I am a little more skeptical though. Over the past 2000 years, ‘classical education’ (is there such a thing?) has delivered the greatest minds known to us; the scientists, the poets, the musicians, the architects, engineers, linguists and, above all, the philosophers.
I`m not convinced that the Industrial model of education that we have today IS the type of education that has existed over the past 2000 years. It has been argued that our current system emerged as a way to mass educate students to participate in an industrial society. Before that education consisted of more of an apprenticeship model. This learning happened in a social context that gave the content real world relevance. I`m not an expert on what it was like to be an apprentice but I would guess that it involved a lot of conversation and working through problems with other people you trust and respect. I think that the power of these new internet tools and Personal Learning Networks is that they can allow us and our students to go out and find mentors andpeople we trust and learn with and from them. Sort of like a high tech apprenticeship-mentoring model.
Your comment makes me think of Einstein, who we hold up as one of the greatest minds of our time. He did not do well in our `Classical`schooling system and for most of his professional career worked through his ideas and thoughts in letters to colleagues. Think what he could have accomplished if he had had a blog 🙂
I fear is that we lack the rigour that produced the great Renaissance men; that technology is raising very clever young people, but also ones that lack the discipline, work ethic and insight to change the world we have created.
I share your concern that because project based learning and social learning is more complex and dynamic than more traditional classroom learning there is a danger of students being distracted and not learning about rigour. But if you start with the premise that PBL and social learning is real learning then I think our challenge is to introduce rigour into the process, not be put off by the fact that it is difficult to do. I see the MYP design cycle as being a useful way to start doing this.
Maybe there is a balance between these two polar views?

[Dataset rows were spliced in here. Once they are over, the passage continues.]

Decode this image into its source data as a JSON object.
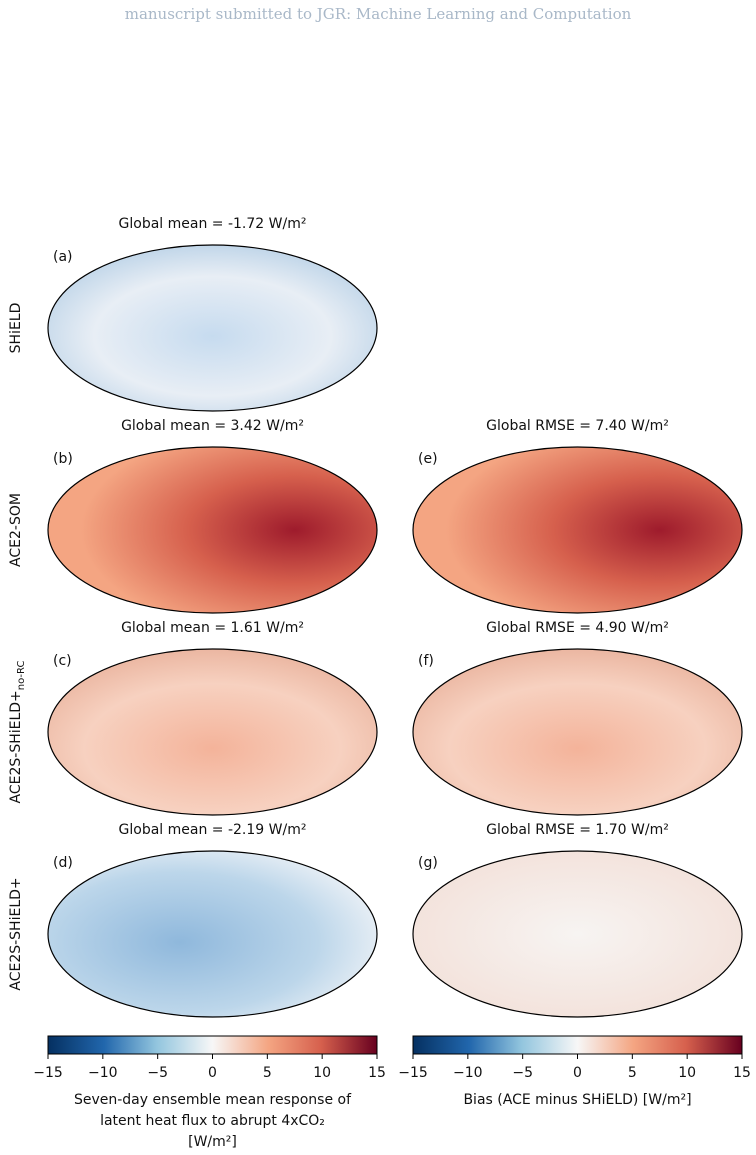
{
  "header": "manuscript submitted to JGR: Machine Learning and Computation",
  "rows": [
    {
      "label": {
        "main": "SHiELD"
      },
      "left": {
        "tag": "(a)",
        "title": "Global mean = -1.72 W/m²"
      }
    },
    {
      "label": {
        "main": "ACE2-SOM"
      },
      "left": {
        "tag": "(b)",
        "title": "Global mean = 3.42 W/m²"
      },
      "right": {
        "tag": "(e)",
        "title": "Global RMSE = 7.40 W/m²"
      }
    },
    {
      "label": {
        "main": "ACE2S-SHiELD+",
        "sub": "no-RC"
      },
      "left": {
        "tag": "(c)",
        "title": "Global mean = 1.61 W/m²"
      },
      "right": {
        "tag": "(f)",
        "title": "Global RMSE = 4.90 W/m²"
      }
    },
    {
      "label": {
        "main": "ACE2S-SHiELD+"
      },
      "left": {
        "tag": "(d)",
        "title": "Global mean = -2.19 W/m²"
      },
      "right": {
        "tag": "(g)",
        "title": "Global RMSE = 1.70 W/m²"
      }
    }
  ],
  "colorbars": [
    {
      "ticks": [
        {
          "value": -15,
          "label": "−15"
        },
        {
          "value": -10,
          "label": "−10"
        },
        {
          "value": -5,
          "label": "−5"
        },
        0,
        5,
        10,
        15
      ],
      "caption": [
        "Seven-day ensemble mean response of",
        "latent heat flux to abrupt 4xCO₂",
        "[W/m²]"
      ]
    },
    {
      "ticks": [
        {
          "value": -15,
          "label": "−15"
        },
        {
          "value": -10,
          "label": "−10"
        },
        {
          "value": -5,
          "label": "−5"
        },
        0,
        5,
        10,
        15
      ],
      "caption": [
        "Bias (ACE minus SHiELD) [W/m²]"
      ]
    }
  ]
}
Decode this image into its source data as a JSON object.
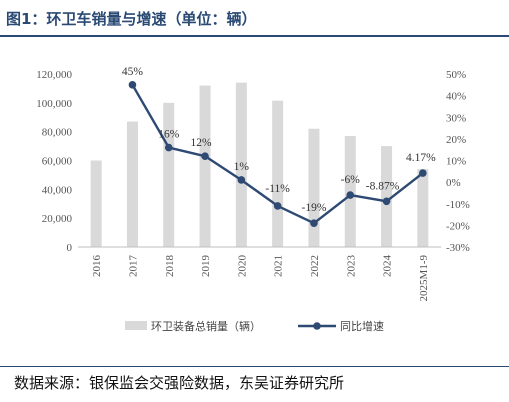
{
  "figure": {
    "title": "图1：环卫车销量与增速（单位：辆）",
    "source": "数据来源：银保监会交强险数据，东吴证券研究所"
  },
  "colors": {
    "bar": "#d9d9d9",
    "line": "#2e4a73",
    "title": "#2a4a73",
    "axis": "#bfbfbf"
  },
  "chart_data": {
    "type": "bar",
    "categories": [
      "2016",
      "2017",
      "2018",
      "2019",
      "2020",
      "2021",
      "2022",
      "2023",
      "2024",
      "2025M1-9"
    ],
    "series": [
      {
        "name": "环卫装备总销量（辆）",
        "type": "bar",
        "axis": "left",
        "values": [
          60000,
          87000,
          100000,
          112000,
          114000,
          101500,
          82000,
          77000,
          70000,
          54000
        ]
      },
      {
        "name": "同比增速",
        "type": "line",
        "axis": "right",
        "values": [
          null,
          45,
          16,
          12,
          1,
          -11,
          -19,
          -6,
          -8.87,
          4.17
        ],
        "labels": [
          "",
          "45%",
          "16%",
          "12%",
          "1%",
          "-11%",
          "-19%",
          "-6%",
          "-8.87%",
          "4.17%"
        ]
      }
    ],
    "y_left": {
      "ylim": [
        0,
        120000
      ],
      "ticks": [
        0,
        20000,
        40000,
        60000,
        80000,
        100000,
        120000
      ],
      "tick_labels": [
        "0",
        "20,000",
        "40,000",
        "60,000",
        "80,000",
        "100,000",
        "120,000"
      ]
    },
    "y_right": {
      "ylim": [
        -30,
        50
      ],
      "ticks": [
        -30,
        -20,
        -10,
        0,
        10,
        20,
        30,
        40,
        50
      ],
      "tick_labels": [
        "-30%",
        "-20%",
        "-10%",
        "0%",
        "10%",
        "20%",
        "30%",
        "40%",
        "50%"
      ]
    },
    "grid": false,
    "legend_position": "bottom"
  }
}
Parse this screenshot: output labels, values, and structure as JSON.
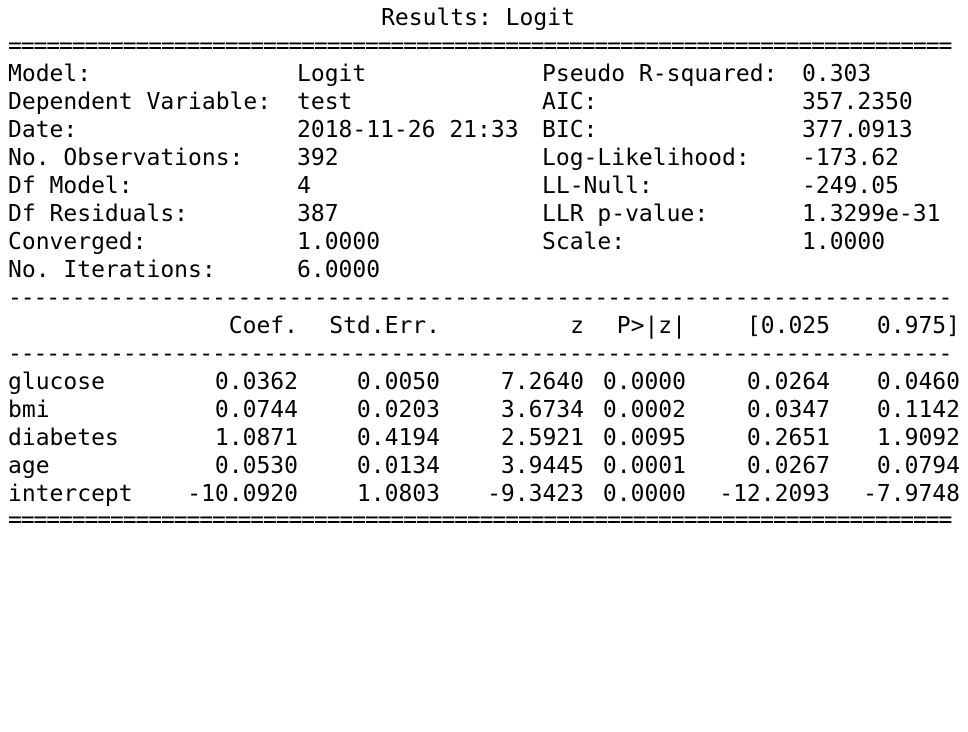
{
  "title": "Results: Logit",
  "rules": {
    "double": "==========================================================================",
    "single": "--------------------------------------------------------------------------"
  },
  "info": [
    {
      "label1": "Model:",
      "value1": "Logit",
      "label2": "Pseudo R-squared:",
      "value2": "0.303"
    },
    {
      "label1": "Dependent Variable:",
      "value1": "test",
      "label2": "AIC:",
      "value2": "357.2350"
    },
    {
      "label1": "Date:",
      "value1": "2018-11-26 21:33",
      "label2": "BIC:",
      "value2": "377.0913"
    },
    {
      "label1": "No. Observations:",
      "value1": "392",
      "label2": "Log-Likelihood:",
      "value2": "-173.62"
    },
    {
      "label1": "Df Model:",
      "value1": "4",
      "label2": "LL-Null:",
      "value2": "-249.05"
    },
    {
      "label1": "Df Residuals:",
      "value1": "387",
      "label2": "LLR p-value:",
      "value2": "1.3299e-31"
    },
    {
      "label1": "Converged:",
      "value1": "1.0000",
      "label2": "Scale:",
      "value2": "1.0000"
    },
    {
      "label1": "No. Iterations:",
      "value1": "6.0000",
      "label2": "",
      "value2": ""
    }
  ],
  "coef_table": {
    "headers": [
      "Coef.",
      "Std.Err.",
      "z",
      "P>|z|",
      "[0.025",
      "0.975]"
    ],
    "rows": [
      {
        "name": "glucose",
        "values": [
          "0.0362",
          "0.0050",
          "7.2640",
          "0.0000",
          "0.0264",
          "0.0460"
        ]
      },
      {
        "name": "bmi",
        "values": [
          "0.0744",
          "0.0203",
          "3.6734",
          "0.0002",
          "0.0347",
          "0.1142"
        ]
      },
      {
        "name": "diabetes",
        "values": [
          "1.0871",
          "0.4194",
          "2.5921",
          "0.0095",
          "0.2651",
          "1.9092"
        ]
      },
      {
        "name": "age",
        "values": [
          "0.0530",
          "0.0134",
          "3.9445",
          "0.0001",
          "0.0267",
          "0.0794"
        ]
      },
      {
        "name": "intercept",
        "values": [
          "-10.0920",
          "1.0803",
          "-9.3423",
          "0.0000",
          "-12.2093",
          "-7.9748"
        ]
      }
    ]
  }
}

I think this is the key. In my experience in order for students to really engage in higher level explorations they first need to be taught the content and skills to build on. There will always be a place for direct instruction, but I don`t think we should just automatically default to this way of teaching. After reading Disrupting Class this year I have started using an online math program twice a week to give my students more autonomy in how they learn math in my class. I am still doing some direct instruction for the students that need it and I am doing regular checks for understanding, but I am really impressed with how many of my students are able to figure things out for themselves using the tools I have made available to them.